Edit: By popular opinion, and since it will only work once (good tip), the code example is gone. Seems the consensus is that its safe to return any true value, but never to rely on the that value in calling code since require
will return 1
after the first loading
I've been putting silly things at the end of my modules for a while. There's no harm and its a little Easter egg. uny2k helpfully ends with "Yes, this code is a joke."
Class::Fields is chock full of them.
Taking it one step further, sometimes when a function is documented to return true
and false
I will return something other than 1 for true
. This is to punish people who write if foo() == 1
when they mean if foo()
. This was around the same period I was writing use constant TRUE => 1==1; use constant FALSE => !TRUE;
I have seen the return value of a module used in production code. I don't recall exactly why. The developer's logic was... tortured. I believe it was something along the lines of not wanting to have to write just one line instead of two. I don't remember why he didn't just export it.
This was the same developer who used %_
to pass arguments around (the *_
symbol is global across packages) and wrote 150 line map statements inside map statements.
The danger of using the return value, aside from obfuscation, is that it only works once.
$ cat Foo.pm
package Foo;
return "Basset hounds got long ears";
$ cat test.plx
#!/usr/bin/perl -w
print require Foo, "\n";
print require Foo, "\n";
$ perl -I. test.plx
Basset hounds got long ears
1
The first call to require
evaluates Foo.pm and returns the return value.
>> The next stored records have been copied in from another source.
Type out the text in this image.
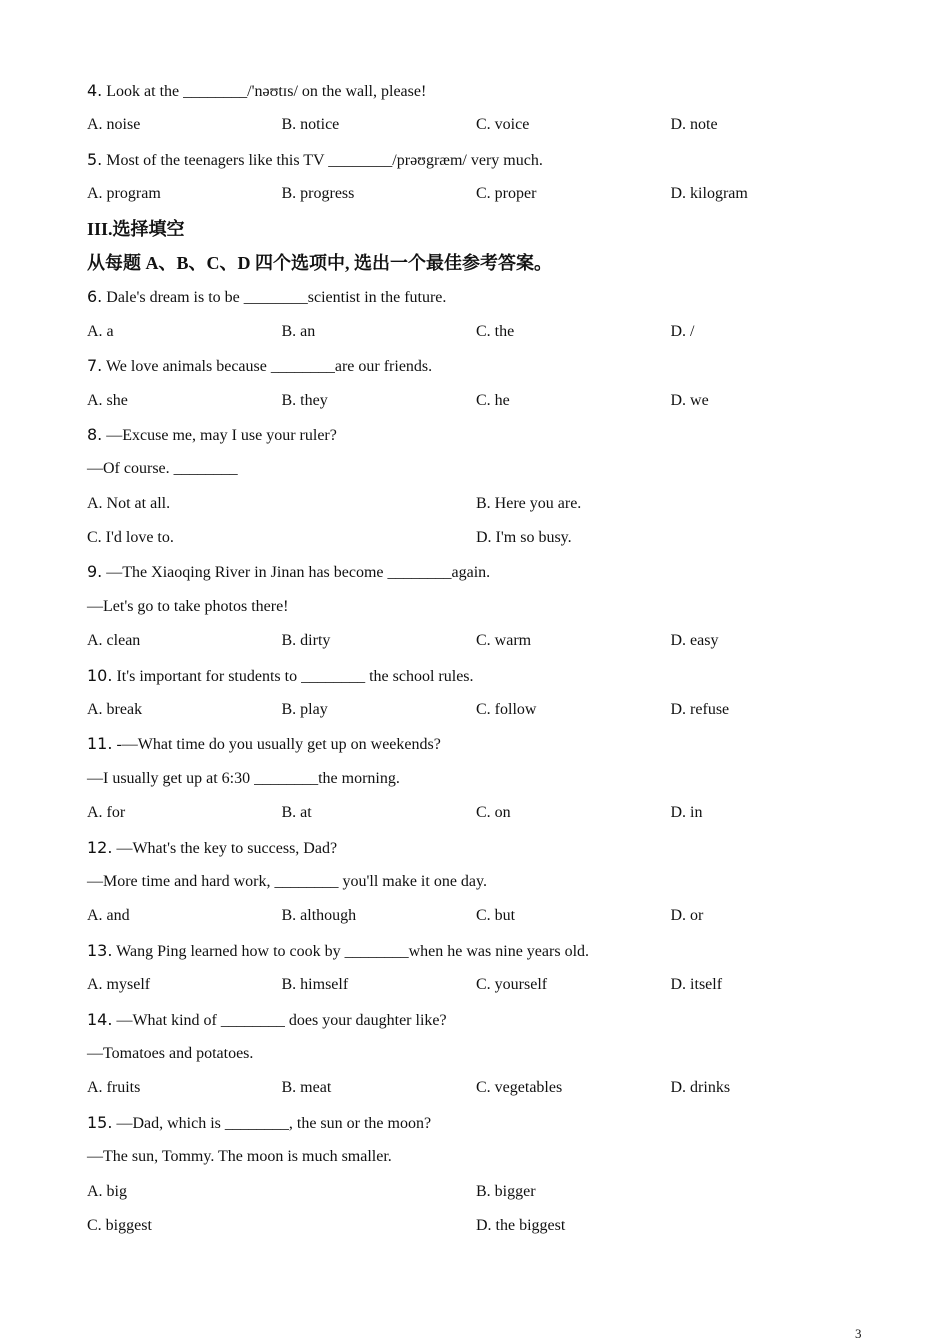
4. Look at the ________/'nəʊtɪs/ on the wall, please!
A. noise	B. notice	C. voice	D. note
5. Most of the teenagers like this TV ________/prəʊgræm/ very much.
A. program	B. progress	C. proper	D. kilogram
III.选择填空
从每题 A、B、C、D 四个选项中, 选出一个最佳参考答案。
6. Dale's dream is to be ________scientist in the future.
A. a	B. an	C. the	D. /
7. We love animals because ________are our friends.
A. she	B. they	C. he	D. we
8. —Excuse me, may I use your ruler?
—Of course. ________
A. Not at all.	B. Here you are.
C. I'd love to.	D. I'm so busy.
9. —The Xiaoqing River in Jinan has become ________again.
—Let's go to take photos there!
A. clean	B. dirty	C. warm	D. easy
10. It's important for students to ________ the school rules.
A. break	B. play	C. follow	D. refuse
11. -—What time do you usually get up on weekends?
—I usually get up at 6:30 ________the morning.
A. for	B. at	C. on	D. in
12. —What's the key to success, Dad?
—More time and hard work, ________ you'll make it one day.
A. and	B. although	C. but	D. or
13. Wang Ping learned how to cook by ________when he was nine years old.
A. myself	B. himself	C. yourself	D. itself
14. —What kind of ________ does your daughter like?
—Tomatoes and potatoes.
A. fruits	B. meat	C. vegetables	D. drinks
15. —Dad, which is ________, the sun or the moon?
—The sun, Tommy. The moon is much smaller.
A. big	B. bigger
C. biggest	D. the biggest
3
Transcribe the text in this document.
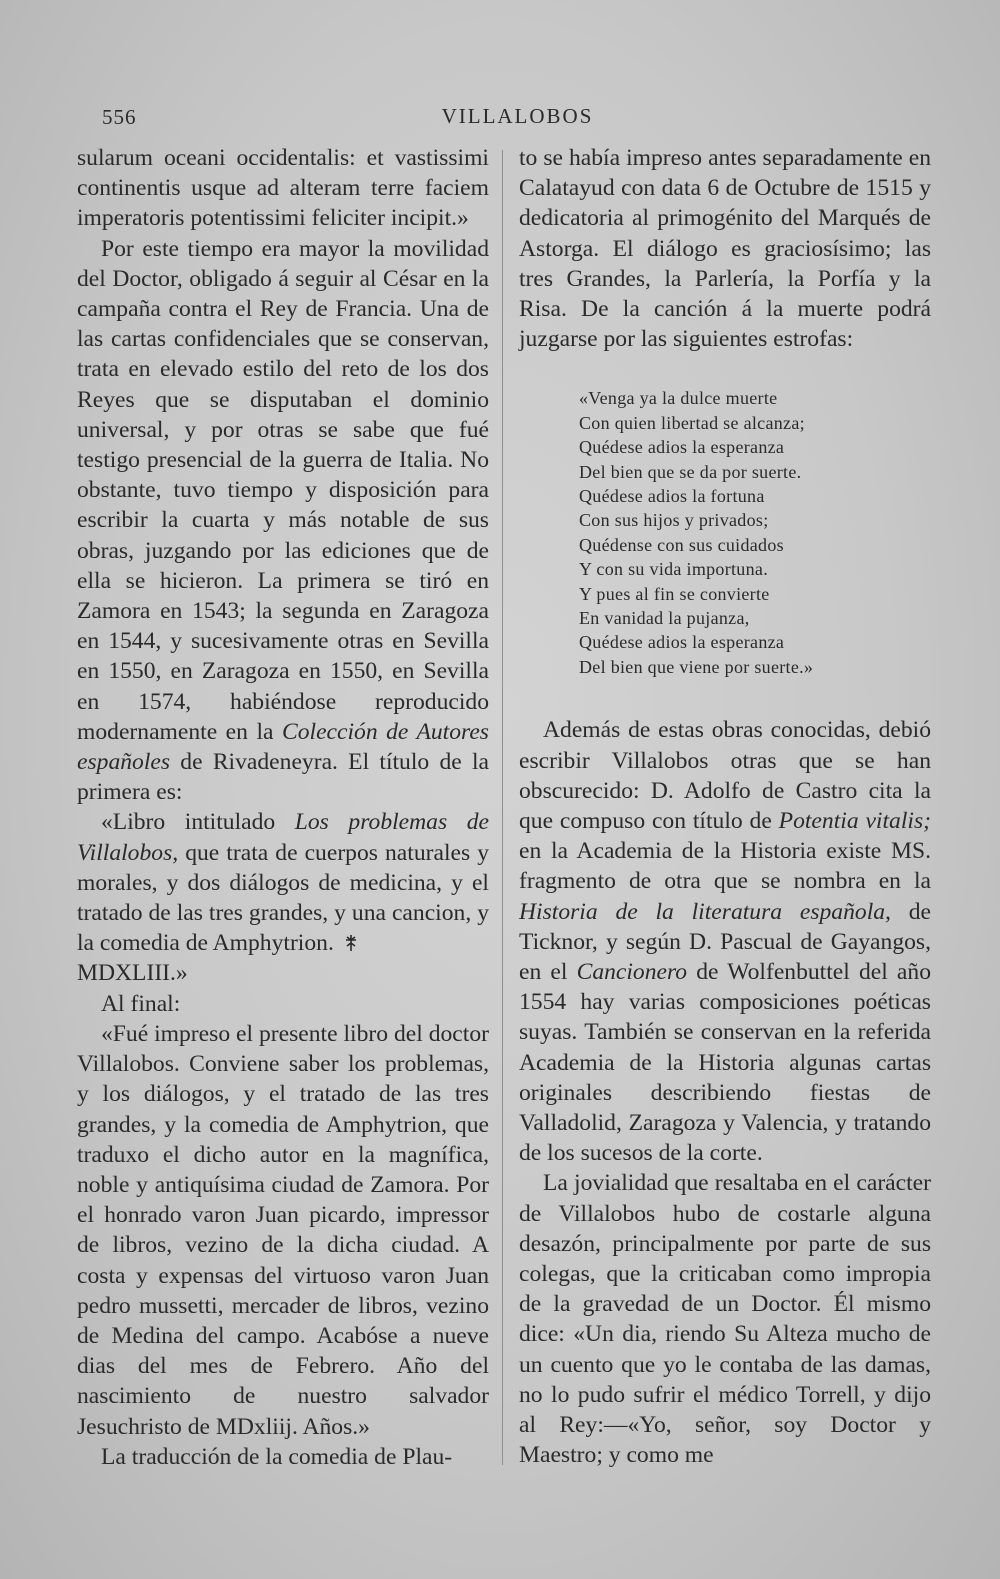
556	VILLALOBOS

sularum oceani occidentalis: et vastissimi continentis usque ad alteram terre faciem imperatoris potentissimi feliciter incipit.»

Por este tiempo era mayor la movilidad del Doctor, obligado á seguir al César en la campaña contra el Rey de Francia. Una de las cartas confidenciales que se conservan, trata en elevado estilo del reto de los dos Reyes que se disputaban el dominio universal, y por otras se sabe que fué testigo presencial de la guerra de Italia. No obstante, tuvo tiempo y disposición para escribir la cuarta y más notable de sus obras, juzgando por las ediciones que de ella se hicieron. La primera se tiró en Zamora en 1543; la segunda en Zaragoza en 1544, y sucesivamente otras en Sevilla en 1550, en Zaragoza en 1550, en Sevilla en 1574, habiéndose reproducido modernamente en la Colección de Autores españoles de Rivadeneyra. El título de la primera es:

«Libro intitulado Los problemas de Villalobos, que trata de cuerpos naturales y morales, y dos diálogos de medicina, y el tratado de las tres grandes, y una cancion, y la comedia de Amphytrion.
MDXLIII.»

Al final:

«Fué impreso el presente libro del doctor Villalobos. Conviene saber los problemas, y los diálogos, y el tratado de las tres grandes, y la comedia de Amphytrion, que traduxo el dicho autor en la magnífica, noble y antiquísima ciudad de Zamora. Por el honrado varon Juan picardo, impressor de libros, vezino de la dicha ciudad. A costa y expensas del virtuoso varon Juan pedro mussetti, mercader de libros, vezino de Medina del campo. Acabóse a nueve dias del mes de Febrero. Año del nascimiento de nuestro salvador Jesuchristo de MDxliij. Años.»

La traducción de la comedia de Plau-

to se había impreso antes separadamente en Calatayud con data 6 de Octubre de 1515 y dedicatoria al primogénito del Marqués de Astorga. El diálogo es graciosísimo; las tres Grandes, la Parlería, la Porfía y la Risa. De la canción á la muerte podrá juzgarse por las siguientes estrofas:

«Venga ya la dulce muerte
Con quien libertad se alcanza;
Quédese adios la esperanza
Del bien que se da por suerte.
Quédese adios la fortuna
Con sus hijos y privados;
Quédense con sus cuidados
Y con su vida importuna.
Y pues al fin se convierte
En vanidad la pujanza,
Quédese adios la esperanza
Del bien que viene por suerte.»

Además de estas obras conocidas, debió escribir Villalobos otras que se han obscurecido: D. Adolfo de Castro cita la que compuso con título de Potentia vitalis; en la Academia de la Historia existe MS. fragmento de otra que se nombra en la Historia de la literatura española, de Ticknor, y según D. Pascual de Gayangos, en el Cancionero de Wolfenbuttel del año 1554 hay varias composiciones poéticas suyas. También se conservan en la referida Academia de la Historia algunas cartas originales describiendo fiestas de Valladolid, Zaragoza y Valencia, y tratando de los sucesos de la corte.

La jovialidad que resaltaba en el carácter de Villalobos hubo de costarle alguna desazón, principalmente por parte de sus colegas, que la criticaban como impropia de la gravedad de un Doctor. Él mismo dice: «Un dia, riendo Su Alteza mucho de un cuento que yo le contaba de las damas, no lo pudo sufrir el médico Torrell, y dijo al Rey:—«Yo, señor, soy Doctor y Maestro; y como me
The second call sees its already in %INC
and just returns true. And you can't even be sure that you're the first thing to require the code. You can get around this with do "Foo.pm"
but now you're reloading the module each time with warnings about redefined routines, problems for performance and possibly reinitializing globals. Its not worth it.
I think (1) there's no problem with returning any arbitrary true value from your module but (2) there's a big problem with the obscure, overly-clever code you suggest to exploit the module implementation details. Don't do that.
Anything is a valid return value. If you want the require
to succeed, it needs to be a true value. If you don't want the require
to succeed (e.g. unsupported platform, missing library), use a false value.
To see what other people have used as return values, check out Acme::ReturnValue.
People don't expect to use the return value for anything, so I wouldn't confuse people by trying to do that, no matter how clever it seems at the time. :)
Mark Dominus, author of Higher-Order Perl, explains my favorite:
I have very rarely used
$flag = 'Cogito ergo sum';
which as everyone knows is self-evidently true in all possible universes. This ensures maximum portability.
The purpose is that if your module returns false, the require can fail at that point. Nobody cares about or relies on the value beyond it being true or false.
You should follow suit. You are making it so that your modules depend on the actual value beyond whether it is true or false. In the example you gave, for instance, if your require happens to return 1
, the require will succeed, but your clever constructor will fail.
One thing that you'll run into with require
is that it only returns the module's return value the first time that the module is loaded. If the module was already loaded, require returns 1 without loading the module again.
The do file
statement will reload the file each time, and returns the file's return value each time. I've used it to store configuration data in a file in the form of an anonymous hash.